The numbers I found on a quick search are 3% loss per 1000 km for HVDC lines. That's a pretty huge loss for the 20k+ km lines you'd need to transmit power from daytime to nighttime areas on the globe.
I thought these were mostly fixed conversion losses, but checking this again you're right, it's 3% per 1000km (not including the conversion loss at the stations).
There absolutely is. Once you think about this on a global scale HVDC doesn't quite cut it. You can extend the day/night cycle by a few hours each way, which is already very impressive but it isn't enough to cover 24 hours and it definitely isn't going to help you in winter when you want to transport energy from the sunny hemisphere to the darker one.
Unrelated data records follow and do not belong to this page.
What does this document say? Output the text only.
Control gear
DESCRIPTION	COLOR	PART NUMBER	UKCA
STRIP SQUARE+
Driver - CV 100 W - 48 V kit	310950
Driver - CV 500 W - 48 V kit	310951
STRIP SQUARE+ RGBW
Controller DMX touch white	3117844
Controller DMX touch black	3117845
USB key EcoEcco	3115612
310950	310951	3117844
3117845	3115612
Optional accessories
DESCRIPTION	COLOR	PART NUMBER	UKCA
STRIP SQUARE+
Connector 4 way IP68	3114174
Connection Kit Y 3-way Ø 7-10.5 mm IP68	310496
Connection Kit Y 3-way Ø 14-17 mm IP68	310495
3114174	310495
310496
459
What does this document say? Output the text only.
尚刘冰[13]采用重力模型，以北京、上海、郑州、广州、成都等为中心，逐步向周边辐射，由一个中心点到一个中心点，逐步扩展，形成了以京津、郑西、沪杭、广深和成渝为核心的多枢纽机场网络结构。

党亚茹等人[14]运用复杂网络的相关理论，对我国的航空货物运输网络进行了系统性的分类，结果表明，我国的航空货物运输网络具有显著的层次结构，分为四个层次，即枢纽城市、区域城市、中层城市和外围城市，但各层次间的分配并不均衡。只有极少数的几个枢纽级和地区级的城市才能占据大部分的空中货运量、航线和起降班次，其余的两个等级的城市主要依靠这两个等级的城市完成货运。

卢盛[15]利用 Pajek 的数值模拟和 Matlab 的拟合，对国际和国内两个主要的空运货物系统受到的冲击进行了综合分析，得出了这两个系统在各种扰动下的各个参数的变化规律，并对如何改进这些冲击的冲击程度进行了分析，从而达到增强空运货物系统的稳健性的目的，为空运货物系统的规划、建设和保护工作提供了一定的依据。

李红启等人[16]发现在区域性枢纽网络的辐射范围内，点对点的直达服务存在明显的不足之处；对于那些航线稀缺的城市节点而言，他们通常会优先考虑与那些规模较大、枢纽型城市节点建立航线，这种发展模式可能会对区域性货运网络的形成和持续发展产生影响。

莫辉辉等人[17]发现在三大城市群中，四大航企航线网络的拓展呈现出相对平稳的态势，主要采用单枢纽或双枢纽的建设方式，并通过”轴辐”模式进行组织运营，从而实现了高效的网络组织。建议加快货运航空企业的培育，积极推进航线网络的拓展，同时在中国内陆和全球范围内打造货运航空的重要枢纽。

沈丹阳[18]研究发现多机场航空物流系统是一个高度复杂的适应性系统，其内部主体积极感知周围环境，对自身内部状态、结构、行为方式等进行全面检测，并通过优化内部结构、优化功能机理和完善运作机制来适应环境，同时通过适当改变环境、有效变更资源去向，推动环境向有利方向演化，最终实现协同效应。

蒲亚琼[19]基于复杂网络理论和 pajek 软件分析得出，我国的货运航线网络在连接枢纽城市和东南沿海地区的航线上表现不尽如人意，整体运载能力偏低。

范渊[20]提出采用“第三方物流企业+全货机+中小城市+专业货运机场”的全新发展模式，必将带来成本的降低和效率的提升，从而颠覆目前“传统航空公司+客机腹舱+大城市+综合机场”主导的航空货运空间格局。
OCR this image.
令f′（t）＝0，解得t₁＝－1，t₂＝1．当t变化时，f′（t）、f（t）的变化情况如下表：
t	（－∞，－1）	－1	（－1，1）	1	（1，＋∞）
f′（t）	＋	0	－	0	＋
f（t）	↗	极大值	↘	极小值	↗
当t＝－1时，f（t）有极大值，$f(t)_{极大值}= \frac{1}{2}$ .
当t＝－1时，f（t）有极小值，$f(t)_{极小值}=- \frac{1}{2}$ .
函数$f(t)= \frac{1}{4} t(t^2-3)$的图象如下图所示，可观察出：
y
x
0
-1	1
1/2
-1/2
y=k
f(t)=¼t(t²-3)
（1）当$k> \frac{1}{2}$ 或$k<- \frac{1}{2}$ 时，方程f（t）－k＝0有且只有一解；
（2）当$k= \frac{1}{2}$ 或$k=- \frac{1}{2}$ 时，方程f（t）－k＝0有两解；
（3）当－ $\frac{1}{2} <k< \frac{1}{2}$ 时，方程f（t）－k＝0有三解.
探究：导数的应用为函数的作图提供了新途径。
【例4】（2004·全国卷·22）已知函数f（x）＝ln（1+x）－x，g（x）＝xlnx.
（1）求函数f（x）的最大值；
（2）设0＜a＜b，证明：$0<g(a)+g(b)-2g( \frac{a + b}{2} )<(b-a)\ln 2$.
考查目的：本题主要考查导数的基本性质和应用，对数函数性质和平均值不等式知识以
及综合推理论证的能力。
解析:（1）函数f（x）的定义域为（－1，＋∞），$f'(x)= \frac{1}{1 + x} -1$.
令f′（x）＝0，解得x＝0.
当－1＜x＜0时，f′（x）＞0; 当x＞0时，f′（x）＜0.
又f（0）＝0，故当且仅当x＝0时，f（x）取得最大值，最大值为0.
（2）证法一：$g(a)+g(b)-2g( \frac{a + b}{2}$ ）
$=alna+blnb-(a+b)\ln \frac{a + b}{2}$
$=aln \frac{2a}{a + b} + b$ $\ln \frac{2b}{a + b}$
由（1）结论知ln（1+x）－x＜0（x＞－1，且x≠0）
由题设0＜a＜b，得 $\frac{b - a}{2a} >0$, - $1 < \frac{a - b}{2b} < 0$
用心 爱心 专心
We can easily generate more than enough renewable energy, just not when and where we need it. Being able to transmit energy over vast distances would greatly improve the economics of our existing renewable energy generation solutions.
I'm not sure what the GP envisions but one thing you could use superconducting materials for that don't require a bunch of extra gear to operate is to store energy in loops of it. This may well allow for a relatively high storage density (but probably not nearly as high as chemical ways of storing that energy but with better efficiency, and for stationary applications density is less of a factor than for anything mobile) with near instant charge/discharge times. Kind of like a solid state version of a flywheel.
That in turn could power an energy revolution which has the potential to reduce carbon based fuel consumption dramatically.
That's SF right now, but there are pathways to very interesting futures unlocked by a material such as the one described in the paper, all of them subject to the usual caveats that it's a 'mere matter of engineering' and that it may prove to be far too costly in practice. And it wouldn't reverse climate change but it could help slow down the acceleration of climate change.
Room temperature super conductors don't quench. Or at least, not until they reach the temperature at which they no longer work as superconductors, which for this one is 127 degrees Celsius.
That does make for an interesting failure mode if anything should every cause a small spot on a longer conductor to reach that temperature...
No, at the breach it will just burn up until the arc dissipates. But it will be an impressive fireworks display. A superconductor is in the end just another conductor, it has a well defined current carrying capacity while superconducting and if it stops doing that then that current will suddenly see an increased resistance, how much current is moving through it at the time it failes determines how fast and how violent it burns out when it goes, but it won't be unlike another transmission line failure. Those are still very impressive:
Fusion power require powerful magnets(essentially super conductivity is a requirement). Currently the best contender for commercial fusion is REBCO(see: Commonwealth Fusion Systems).
With cheap fusion power, we can begin pumping that CO2 back into the ground and forget about using fossil fuels for energy entirely.